Stiamo valutando insieme al presidente il materiale umano a nostra disposizione e da quasi subito, e chiaramente dopo averci parlato, i primi che vorrei nella squadra del prossimo anno sono Tobia Venturi, “Ramos” Ramini e Regazzi. Ce ne sono anche altri ma per il momento di scelte definitive a riguardo non ne sono ancora state fatte.

 

Proprio Bettazzi dei Chinghioss asserisce che bene o male è un autodidatta della panchina capace però di apprendere alla perfezione da tutti coloro dai quali è stato allenato, e tu?

Conosco Bidi sia come amico che come avversario di vecchia data (dal Mini Basket anni ’79/80).
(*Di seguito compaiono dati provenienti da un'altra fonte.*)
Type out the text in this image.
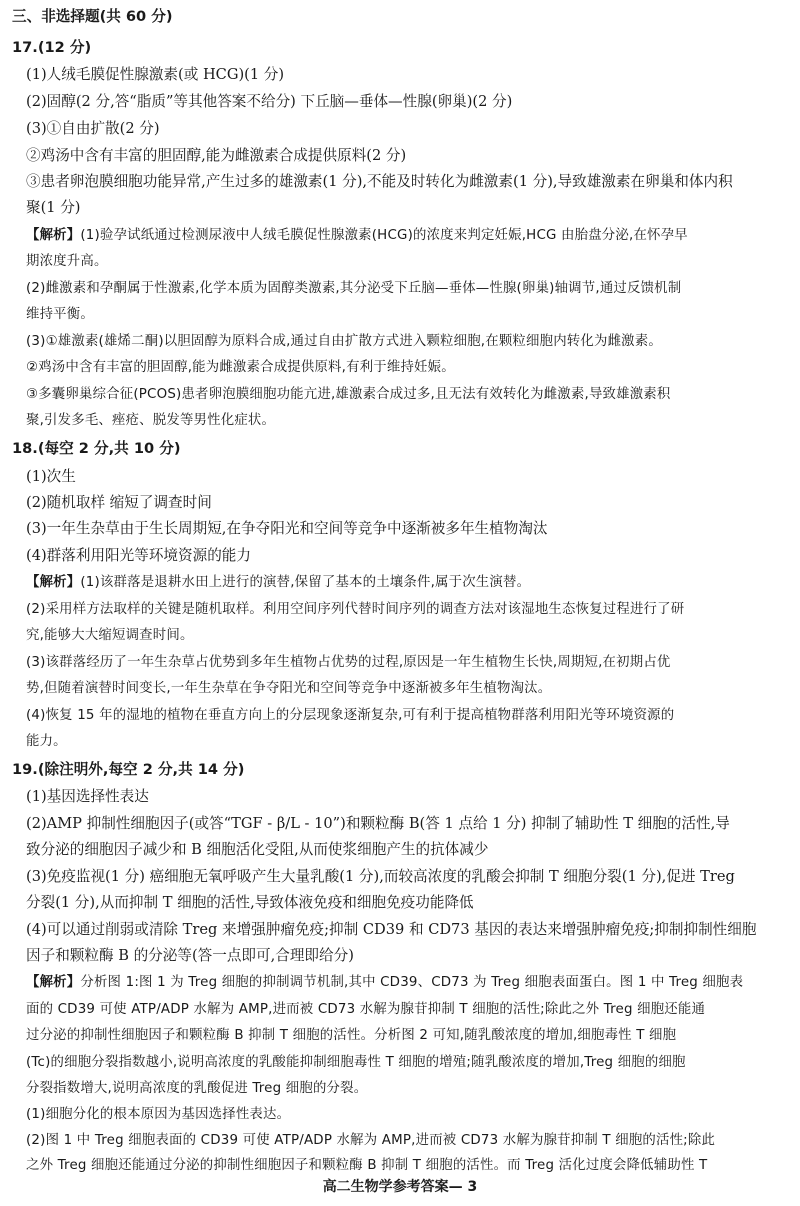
三、非选择题(共 60 分)
17.(12 分)
(1)人绒毛膜促性腺激素(或 HCG)(1 分)
(2)固醇(2 分,答“脂质”等其他答案不给分) 下丘脑—垂体—性腺(卵巢)(2 分)
(3)①自由扩散(2 分)
②鸡汤中含有丰富的胆固醇,能为雌激素合成提供原料(2 分)
③患者卵泡膜细胞功能异常,产生过多的雄激素(1 分),不能及时转化为雌激素(1 分),导致雄激素在卵巢和体内积
聚(1 分)
【解析】(1)验孕试纸通过检测尿液中人绒毛膜促性腺激素(HCG)的浓度来判定妊娠,HCG 由胎盘分泌,在怀孕早
期浓度升高。
(2)雌激素和孕酮属于性激素,化学本质为固醇类激素,其分泌受下丘脑—垂体—性腺(卵巢)轴调节,通过反馈机制
维持平衡。
(3)①雄激素(雄烯二酮)以胆固醇为原料合成,通过自由扩散方式进入颗粒细胞,在颗粒细胞内转化为雌激素。
②鸡汤中含有丰富的胆固醇,能为雌激素合成提供原料,有利于维持妊娠。
③多囊卵巢综合征(PCOS)患者卵泡膜细胞功能亢进,雄激素合成过多,且无法有效转化为雌激素,导致雄激素积
聚,引发多毛、痤疮、脱发等男性化症状。
18.(每空 2 分,共 10 分)
(1)次生
(2)随机取样 缩短了调查时间
(3)一年生杂草由于生长周期短,在争夺阳光和空间等竞争中逐渐被多年生植物淘汰
(4)群落利用阳光等环境资源的能力
【解析】(1)该群落是退耕水田上进行的演替,保留了基本的土壤条件,属于次生演替。
(2)采用样方法取样的关键是随机取样。利用空间序列代替时间序列的调查方法对该湿地生态恢复过程进行了研
究,能够大大缩短调查时间。
(3)该群落经历了一年生杂草占优势到多年生植物占优势的过程,原因是一年生植物生长快,周期短,在初期占优
势,但随着演替时间变长,一年生杂草在争夺阳光和空间等竞争中逐渐被多年生植物淘汰。
(4)恢复 15 年的湿地的植物在垂直方向上的分层现象逐渐复杂,可有利于提高植物群落利用阳光等环境资源的
能力。
19.(除注明外,每空 2 分,共 14 分)
(1)基因选择性表达
(2)AMP 抑制性细胞因子(或答“TGF - β/L - 10”)和颗粒酶 B(答 1 点给 1 分) 抑制了辅助性 T 细胞的活性,导
致分泌的细胞因子减少和 B 细胞活化受阻,从而使浆细胞产生的抗体减少
(3)免疫监视(1 分) 癌细胞无氧呼吸产生大量乳酸(1 分),而较高浓度的乳酸会抑制 T 细胞分裂(1 分),促进 Treg
分裂(1 分),从而抑制 T 细胞的活性,导致体液免疫和细胞免疫功能降低
(4)可以通过削弱或清除 Treg 来增强肿瘤免疫;抑制 CD39 和 CD73 基因的表达来增强肿瘤免疫;抑制抑制性细胞
因子和颗粒酶 B 的分泌等(答一点即可,合理即给分)
【解析】分析图 1:图 1 为 Treg 细胞的抑制调节机制,其中 CD39、CD73 为 Treg 细胞表面蛋白。图 1 中 Treg 细胞表
面的 CD39 可使 ATP/ADP 水解为 AMP,进而被 CD73 水解为腺苷抑制 T 细胞的活性;除此之外 Treg 细胞还能通
过分泌的抑制性细胞因子和颗粒酶 B 抑制 T 细胞的活性。分析图 2 可知,随乳酸浓度的增加,细胞毒性 T 细胞
(Tc)的细胞分裂指数越小,说明高浓度的乳酸能抑制细胞毒性 T 细胞的增殖;随乳酸浓度的增加,Treg 细胞的细胞
分裂指数增大,说明高浓度的乳酸促进 Treg 细胞的分裂。
(1)细胞分化的根本原因为基因选择性表达。
(2)图 1 中 Treg 细胞表面的 CD39 可使 ATP/ADP 水解为 AMP,进而被 CD73 水解为腺苷抑制 T 细胞的活性;除此
之外 Treg 细胞还能通过分泌的抑制性细胞因子和颗粒酶 B 抑制 T 细胞的活性。而 Treg 活化过度会降低辅助性 T
高二生物学参考答案— 3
Lo stimo e lo rispetto tantissimo come persona di Basket innanzitutto e poi anche per i risultati che ha ottenuto in tutti questi anni. Non mi meraviglio di questa sua affermazione. Si, anche per me è stato fondamentale essere una “spugna” ed avere fatto miei, magari elaborandoli ed adeguandoli un po’, gli insegnamenti dei grandissimi allenatori ed uomini che ho avuto la grande fortuna di incontrare nella mia carriera da giocatore; qualche nome ? In Virtus, da piccolo, Gianni Giardini che è stato come un secondo Padre, poi Ettore Messina e Giordano Consolini ed una volta passato, a soli 17 anni, fra i “senior”; Tino Dovesi che mi ha letteralmente spiegato cosa vuol dire essere un playmaker e non solo un banale portatore di palla. Aggiungo un grande e sincero grazie anche a Gianni Malavasi e ad Alessandro Cantelli incontrati ormai alla fine della mia carriera (Cantelli proprio qua in Salus) E sopra a tutti questi sicuramente Ettore “NANNI” Mannucci che è stato l’incontro più importante della mia vita, e non mi riferisco solo a quella cestistica.